39.combination-sum.md

39. Combination Sum

How to remove the duplicate combinations is the key, we can limit the search candidates to achieve this.

For example, candidates = [2,3,6,7], target = 7:

We're NOT considering all candidates for different search branch at each level, for searching path 2 -> 3, we search [3, 6, 7] only, we don't search 2 (based on the i index search path) because we search this candidate before.

That is:

2, 3, 6, 7 // The first search path
   3, 6, 7 // The 2nd search path
      6, 7 // The 3rd search path
         7 // The 4th search path

Nice explaination: https://leetcode.cn/problems/combination-sum/solution/hui-su-suan-fa-jian-zhi-python-dai-ma-java-dai-m-2/

private val results = mutableListOf<List<Int>>()

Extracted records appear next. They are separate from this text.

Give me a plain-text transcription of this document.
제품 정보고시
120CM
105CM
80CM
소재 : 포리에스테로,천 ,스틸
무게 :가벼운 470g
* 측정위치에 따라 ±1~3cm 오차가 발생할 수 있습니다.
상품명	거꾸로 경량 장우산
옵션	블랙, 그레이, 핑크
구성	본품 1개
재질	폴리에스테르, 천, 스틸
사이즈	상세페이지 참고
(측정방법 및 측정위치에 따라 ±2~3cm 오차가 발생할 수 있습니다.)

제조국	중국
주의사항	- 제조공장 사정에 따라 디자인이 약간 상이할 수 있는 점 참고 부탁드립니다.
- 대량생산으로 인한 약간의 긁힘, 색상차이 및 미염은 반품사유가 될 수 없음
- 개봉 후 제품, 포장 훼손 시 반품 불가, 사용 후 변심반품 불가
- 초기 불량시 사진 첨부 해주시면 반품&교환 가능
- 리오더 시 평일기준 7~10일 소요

fun combinationSum(candidates: IntArray, target: Int): List<List<Int>> {
    dfs(candidates, 0, target, mutableListOf<Int>())
    return results
}

private fun dfs(candidates: IntArray, startIndex: Int, remaining: Int, combination: MutableList<Int>) {
    if (remaining == 0) {
        results.add(ArrayList<Int>(combination))
        return
    }
    
    for (i in startIndex until candidates.size) {
        val num = candidates[i]

        // Prune
        if (remaining - num < 0) continue
        
        combination.add(num)
        dfs(candidates, i, remaining - num, combination)
        combination.removeAt(combination.size - 1)
    }
}

• Time Complexity: O(2^n * n), O(2^n) for 2 choice for every candidate, and every candidate can have O(n) sub-candidates.
• Space Complexity: O(target) for dfs() recursive function call stack.